Unfortunately, he starts off by bashing Kurtz - whose work he admits not to knowing - for being successful. That sort of personal attack isn't helpful and detracts from the important objections LP is raising. So let's skip forward to the substance.

First, LP notes that the question at hand is whether people who enjoyed the Avengers movie would be willing to donate something like the price of a ticket to the Hero Initiative. This non-profit exists to "create a financial safety net for comic creators". Far too often, people in creative endeavors need help - the finances of writing, acting, drawing, or doing comics aren't always lucrative and sometimes people need help with medical bills or just plain old money for groceries. LP notes that this effort to get people to give money in association with seeing Avengers will benefit many people in the comics business, whereas Kurtz's post was narrowly focused on the Avengers' creators and Jack Kirby.

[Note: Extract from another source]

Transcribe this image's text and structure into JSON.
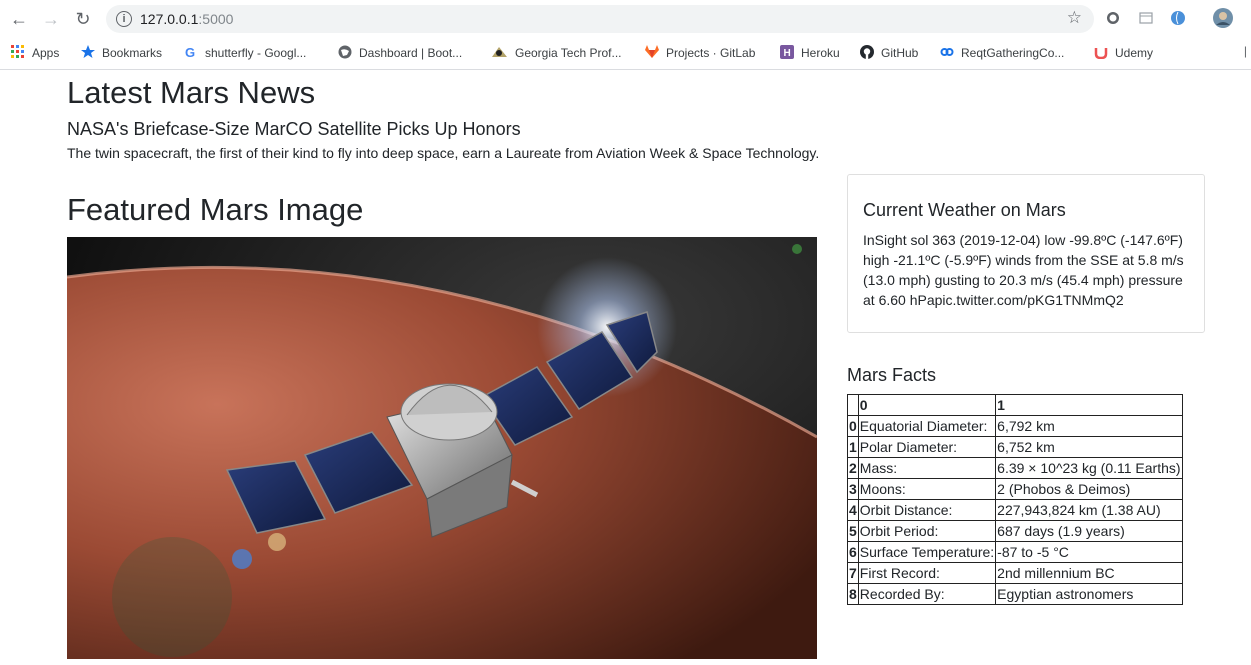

Getting to the heart of the creative issue, LP notes that Kurtz seems to be shooting a strawman of his own creation. Nobody is asserting "that Kirby and Kirby alone be compensated for his work on the characters." And in fact the more modern Marvel writers and artists who've worked on these characters over the decades since Kirby stopped working on them will not be seeing big payouts from the movie either. Most will probably receive nothing - though movie companies notoriously keep their payout sheets extremely close to their accountants' chests. Who actually makes money from a given movie can be hard to fathom, as the IRS itself has complained from time to time.

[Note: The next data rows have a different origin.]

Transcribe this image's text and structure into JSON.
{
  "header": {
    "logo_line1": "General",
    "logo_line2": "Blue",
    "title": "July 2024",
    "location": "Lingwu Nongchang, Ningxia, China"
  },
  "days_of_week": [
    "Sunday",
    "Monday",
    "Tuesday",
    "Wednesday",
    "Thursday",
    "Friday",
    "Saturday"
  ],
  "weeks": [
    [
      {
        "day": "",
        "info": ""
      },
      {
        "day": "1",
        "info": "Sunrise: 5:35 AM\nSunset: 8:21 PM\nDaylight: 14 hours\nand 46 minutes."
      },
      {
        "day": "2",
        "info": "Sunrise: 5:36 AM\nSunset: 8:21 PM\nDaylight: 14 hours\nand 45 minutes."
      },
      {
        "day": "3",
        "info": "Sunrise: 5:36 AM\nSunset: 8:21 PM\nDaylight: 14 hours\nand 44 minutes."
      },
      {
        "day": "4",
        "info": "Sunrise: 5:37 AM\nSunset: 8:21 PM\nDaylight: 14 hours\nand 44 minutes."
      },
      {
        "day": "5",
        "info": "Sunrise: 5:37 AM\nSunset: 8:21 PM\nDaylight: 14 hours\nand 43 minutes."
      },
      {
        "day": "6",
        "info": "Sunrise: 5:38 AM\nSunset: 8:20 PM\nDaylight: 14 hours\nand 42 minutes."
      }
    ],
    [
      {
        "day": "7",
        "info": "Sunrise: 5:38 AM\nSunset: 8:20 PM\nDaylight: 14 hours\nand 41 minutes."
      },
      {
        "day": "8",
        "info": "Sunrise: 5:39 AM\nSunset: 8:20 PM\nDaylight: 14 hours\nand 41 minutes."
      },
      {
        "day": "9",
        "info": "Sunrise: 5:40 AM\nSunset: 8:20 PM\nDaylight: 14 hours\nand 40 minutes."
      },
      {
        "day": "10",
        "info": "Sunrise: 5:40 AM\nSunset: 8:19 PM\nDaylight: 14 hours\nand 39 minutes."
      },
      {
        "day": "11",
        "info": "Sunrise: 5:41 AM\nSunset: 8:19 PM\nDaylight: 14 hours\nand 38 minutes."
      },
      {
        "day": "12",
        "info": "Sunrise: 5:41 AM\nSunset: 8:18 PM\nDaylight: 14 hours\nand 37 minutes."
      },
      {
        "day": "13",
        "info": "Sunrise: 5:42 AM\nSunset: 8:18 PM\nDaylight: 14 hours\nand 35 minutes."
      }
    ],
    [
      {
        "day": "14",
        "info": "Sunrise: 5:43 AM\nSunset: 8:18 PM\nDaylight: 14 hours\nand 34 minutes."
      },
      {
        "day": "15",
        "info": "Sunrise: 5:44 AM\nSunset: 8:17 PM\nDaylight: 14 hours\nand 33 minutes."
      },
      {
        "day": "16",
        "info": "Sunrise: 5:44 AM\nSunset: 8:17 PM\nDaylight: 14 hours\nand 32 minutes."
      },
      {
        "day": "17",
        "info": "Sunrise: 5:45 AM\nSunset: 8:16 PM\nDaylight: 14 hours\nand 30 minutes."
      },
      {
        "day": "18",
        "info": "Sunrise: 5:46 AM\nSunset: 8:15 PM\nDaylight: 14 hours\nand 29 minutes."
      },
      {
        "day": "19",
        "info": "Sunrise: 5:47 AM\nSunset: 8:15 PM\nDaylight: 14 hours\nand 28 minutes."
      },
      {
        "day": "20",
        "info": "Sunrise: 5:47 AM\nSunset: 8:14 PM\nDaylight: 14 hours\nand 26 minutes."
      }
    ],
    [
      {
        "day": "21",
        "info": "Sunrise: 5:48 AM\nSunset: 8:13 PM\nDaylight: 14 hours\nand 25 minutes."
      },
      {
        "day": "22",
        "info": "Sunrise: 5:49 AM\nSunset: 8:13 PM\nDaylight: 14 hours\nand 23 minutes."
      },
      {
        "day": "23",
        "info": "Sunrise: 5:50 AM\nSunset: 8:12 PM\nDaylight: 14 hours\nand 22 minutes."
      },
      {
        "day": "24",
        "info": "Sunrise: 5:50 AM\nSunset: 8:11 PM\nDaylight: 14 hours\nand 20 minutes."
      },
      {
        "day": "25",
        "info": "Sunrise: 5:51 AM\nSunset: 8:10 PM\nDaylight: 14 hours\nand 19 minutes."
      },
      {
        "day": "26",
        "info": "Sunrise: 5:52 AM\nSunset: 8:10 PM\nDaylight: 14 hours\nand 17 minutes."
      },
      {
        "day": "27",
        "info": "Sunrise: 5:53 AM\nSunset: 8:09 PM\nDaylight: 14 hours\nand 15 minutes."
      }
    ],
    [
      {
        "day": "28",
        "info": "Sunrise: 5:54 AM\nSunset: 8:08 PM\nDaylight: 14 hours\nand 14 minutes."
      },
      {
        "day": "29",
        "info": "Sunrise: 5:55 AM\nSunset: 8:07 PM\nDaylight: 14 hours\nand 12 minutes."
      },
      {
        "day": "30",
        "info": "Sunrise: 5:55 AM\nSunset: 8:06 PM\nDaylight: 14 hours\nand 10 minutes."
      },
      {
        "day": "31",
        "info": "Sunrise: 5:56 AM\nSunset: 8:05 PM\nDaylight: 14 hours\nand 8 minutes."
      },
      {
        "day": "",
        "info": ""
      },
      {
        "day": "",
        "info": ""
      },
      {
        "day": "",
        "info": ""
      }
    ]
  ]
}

Still, take it as given that more people than Kirby have worked on Avengers and more people than Kirby who did such work aren't going to share in the movie's success. Thus, Kurtz's focus on Kirby is misplaced at best, and misleading about the important questions of authorship/ownership and benefits.

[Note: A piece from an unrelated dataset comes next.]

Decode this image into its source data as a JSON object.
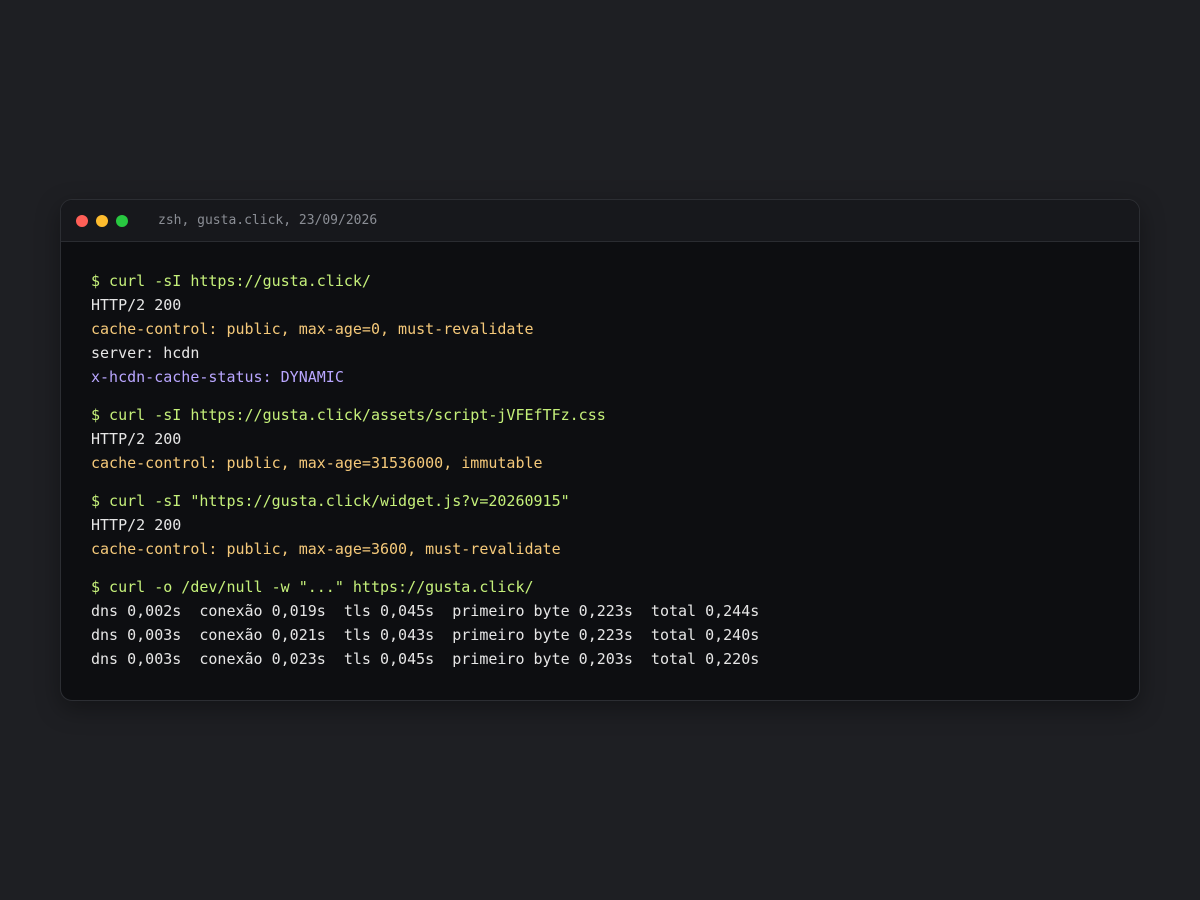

Finally, LP points out that issues of creators' rights are still present, still important, and still relevant for discussion. Kurtz's column contained more than a little disdain and, frankly, name-calling which I had omitted in trying to focus on the Copyfight-relevant parts, but LP doesn't hesitate to shoot back, and probably deservedly so.

Moral issues and intellectual property rights have always been oddly entangled, particularly in the US which does not formally recognize artists' moral rights in creations. Calling on Marvel to voluntarily recognize what would be thought of as moral rights is always going to rub some people the wrong way, but is a common feature of charitable efforts.